Corrida na Copa do Mundo mascara temporariamente a miséria inflacionária da Argentina
A economia da Argentina pode estar afundando, mas o país inteiro está animado, aproveitando a euforia de seu time de futebol liderado pelo icônico capitão Lionel Messi chegando à final da Copa do Mundo.
O sonho de conquistar o terceiro título mundial da Argentina, 36 anos após o último, parece - pelo menos por enquanto - ter deixado os argentinos esquecerem seus problemas.
Esse número três parece significativo hoje, e não apenas porque Messi e seus companheiros buscam colocar uma estrela do tricampeonato na camisa azul e branca do time.
A glória esportiva chega em um momento em que muitos acreditam que a inflação que assolou a economia do país sul-americano chegará a inacreditáveis três dígitos em 2022.
Na passada quinta-feira, o instituto de estatísticas INDEC divulgou o índice de preços de novembro, em torno dos seis por cento, sugerindo que a inflação, que já se situava nos 88 por cento nos últimos 12 meses, não está a abrandar.

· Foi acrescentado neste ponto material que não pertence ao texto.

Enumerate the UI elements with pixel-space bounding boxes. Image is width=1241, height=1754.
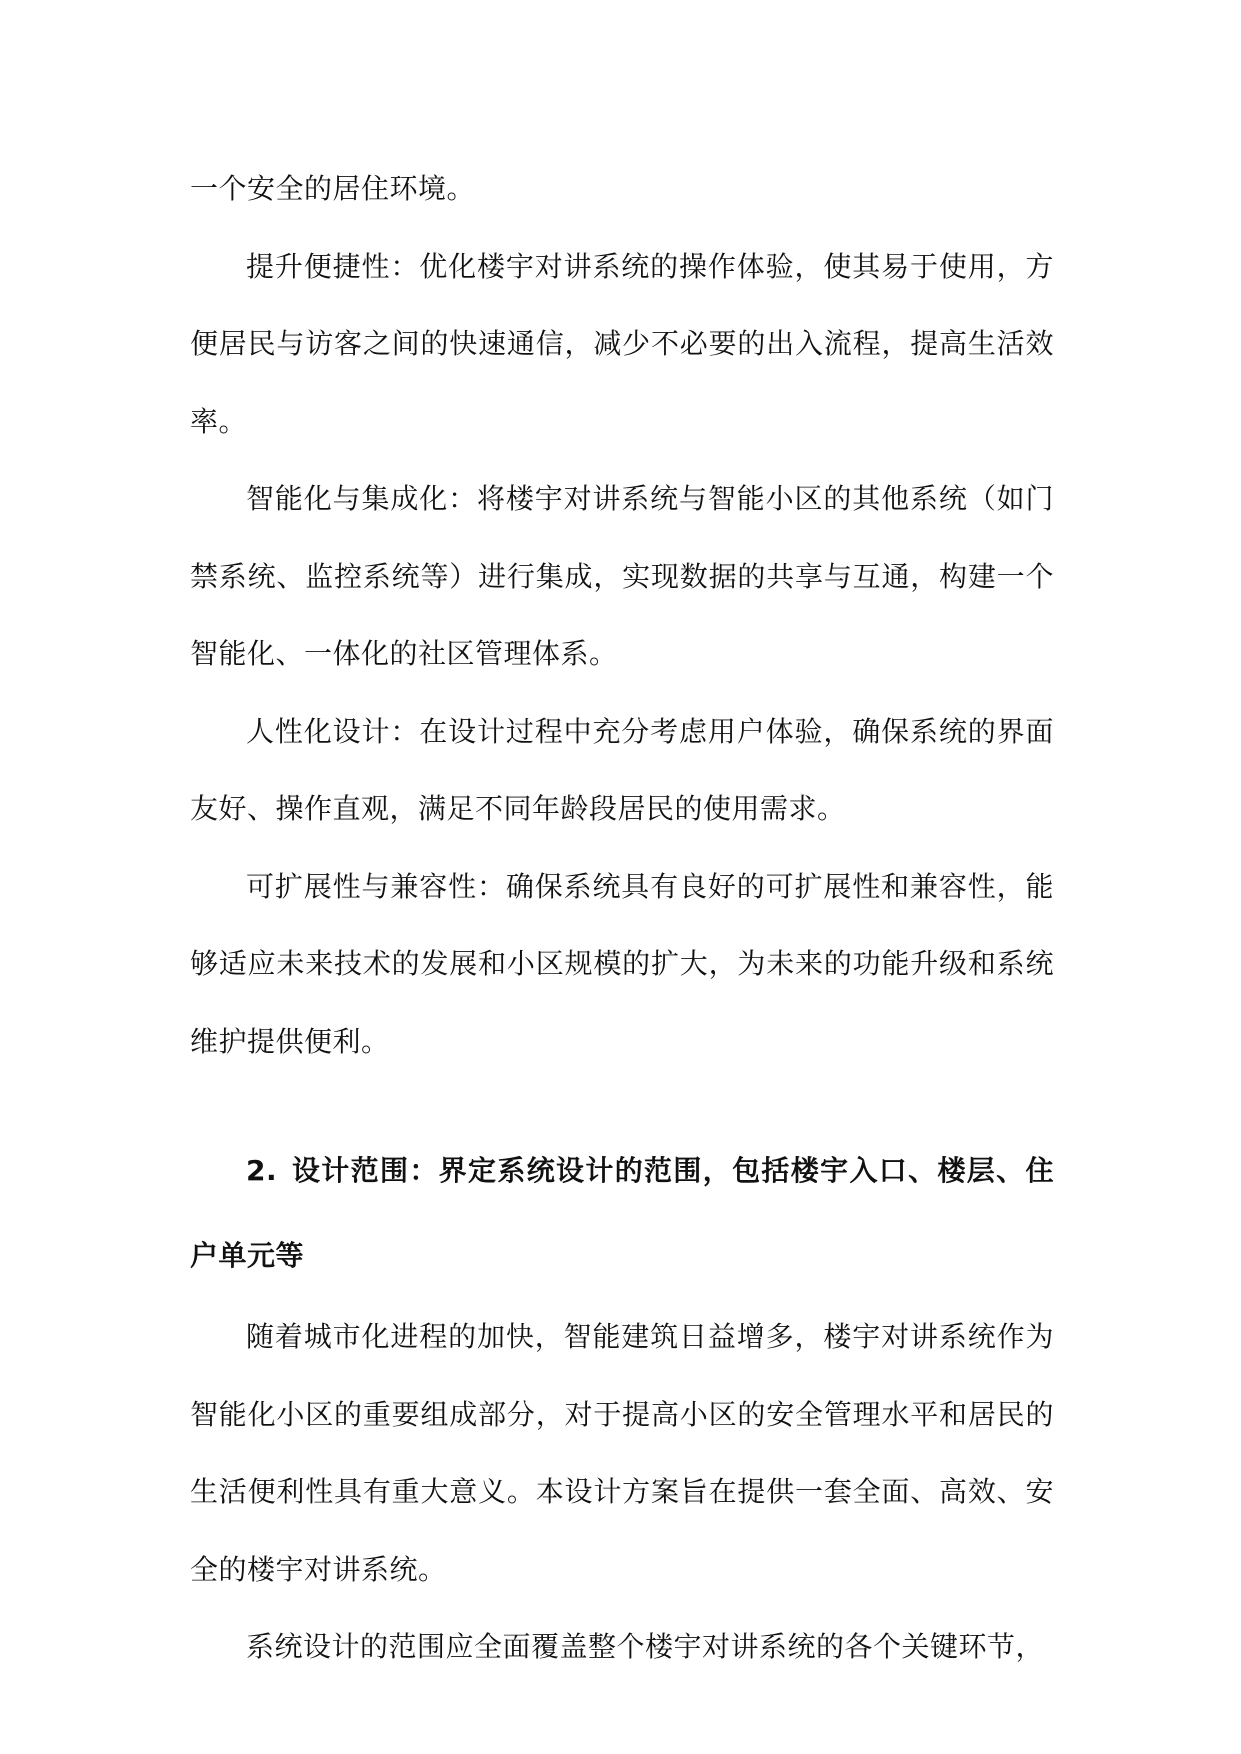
paragraph-humanized: 人性化设计：在设计过程中充分考虑用户体验，确保系统的界面友好、操作直观，满足不同年龄段居民的使用需求。 [190, 714, 1054, 825]
paragraph-background: 随着城市化进程的加快，智能建筑日益增多，楼宇对讲系统作为智能化小区的重要组成部分，对于提高小区的安全管理水平和居民的生活便利性具有重大意义。本设计方案旨在提供一套全面、高效、安全的楼宇对讲系统。 [190, 1320, 1054, 1586]
section-heading [190, 1128, 1054, 1298]
paragraph-continuation: 一个安全的居住环境。 [190, 172, 476, 205]
paragraph-convenience: 提升便捷性：优化楼宇对讲系统的操作体验，使其易于使用，方便居民与访客之间的快速通信，减少不必要的出入流程，提高生活效率。 [190, 249, 1054, 438]
paragraph-scalability: 可扩展性与兼容性：确保系统具有良好的可扩展性和兼容性，能够适应未来技术的发展和小区规模的扩大，为未来的功能升级和系统维护提供便利。 [190, 869, 1054, 1058]
paragraph-scope: 系统设计的范围应全面覆盖整个楼宇对讲系统的各个关键环节， [246, 1630, 1045, 1663]
paragraph-intelligence: 智能化与集成化：将楼宇对讲系统与智能小区的其他系统（如门禁系统、监控系统等）进行集成，实现数据的共享与互通，构建一个智能化、一体化的社区管理体系。 [190, 482, 1054, 670]
section-number: 2. [246, 1154, 278, 1187]
section-title: 设计范围：界定系统设计的范围，包括楼宇入口、楼层、住户单元等 [190, 1154, 1054, 1272]
document-body [190, 150, 1054, 1686]
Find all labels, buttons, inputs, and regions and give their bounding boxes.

A Argentina teve uma inflação de dois dígitos por décadas.
Mas há um sentimento genuíno de que o sucesso no futebol - e a magia de Messi - pode aliviar a dor de milhões em um país onde o nível de pobreza é superior a 40%.
Antes do início do torneio no Catar, o ministro do Trabalho da Argentina, Kelly Olmos, foi questionado se a redução da inflação era mais importante do que vencer a Copa do Mundo.
"Devemos trabalhar constantemente contra a inflação, mas um mês não fará muita diferença", disse ela.
"Por outro lado, do ponto de vista moral, pelo que isso significa para todos os argentinos, queremos que a Argentina seja campeã", acrescentou Olmos. "O povo argentino realmente merece um pouco de alegria."
Previsivelmente, isso provocou uma enxurrada de críticas.
E, no entanto, os argentinos se aglomeram em massa em torno das telas de televisão para assistir aos jogos do time, seja em bares, casas, até mesmo em uma 'fan zone' de Buenos Aires.
A maioria desses torcedores jamais poderia sonhar em pagar uma passagem para o Catar, em um país onde o salário médio é de escassos 66.500 pesos (US$ 390).
"As pessoas estão bem cientes dos problemas", mas o futebol e a situação econômica "estão em caminhos paralelos, não se encontram", disse à AFP Lucrecia Presdiger, de 38 anos, funcionária de um hospital, após a vitória da Argentina nas quartas de final sobre o Holanda.
"Muitas pessoas precisam muito dessa alegria e estão aproveitando ao máximo. Mas não entendem isso literalmente, sabem que é apenas futebol, estão perfeitamente cientes dos problemas", disse Presdiger, acrescentando: "Você não deve levar eles por tolos."
Para o designer Tony Molfese, um triunfo argentino seria "um alívio, uma lufada de ar fresco, uma alegria, mesmo momentânea - e nós merecemos isso".
Olmos traçou paralelos com a primeira vitória da Argentina na Copa do Mundo em 1978, quando o país era governado por uma ditadura militar.
"Estávamos na ditadura, perseguidos, não sabíamos o que era amanhã, mas a Argentina sagrou-se campeã e saímos para comemorar nas ruas", lembrou.
"E então voltamos à realidade, que era implacável."
Apesar das grandes paixões que o futebol inspira, ele continua sendo apenas um jogo, segundo o escritor Ariel Scher.
"O futebol proporciona alegria individual e coletiva, mas essa alegria é transitória, não elimina os outros problemas da existência", disse à AFP Scher, professor universitário e especialista em futebol.
"É como quando nosso filho passa no exame: ficamos encantados, mas isso não paga as contas."
O poder do futebol é que "nos dá a possibilidade de uma felicidade que é transitória e eterna", acrescentou Scher.
"Nenhum problema será resolvido ou eliminado, mas ao mesmo tempo, mesmo que brevemente, nos deslumbra com algo que deixa uma memória duradoura."
Em uma pesquisa de novembro, mais de três quartos dos argentinos disseram que a sorte do país na Copa do Mundo afetaria o moral das pessoas.
Cerca de 32 por cento até disseram que achavam que o resultado afetaria a próxima eleição presidencial em 10 meses.
O cientista político Raul Aragon zombou dessa ideia.
Independentemente do que aconteça na final de domingo, "o clima social voltará ao que era antes. E nenhuma força política poderia capitalizar uma eventual vitória".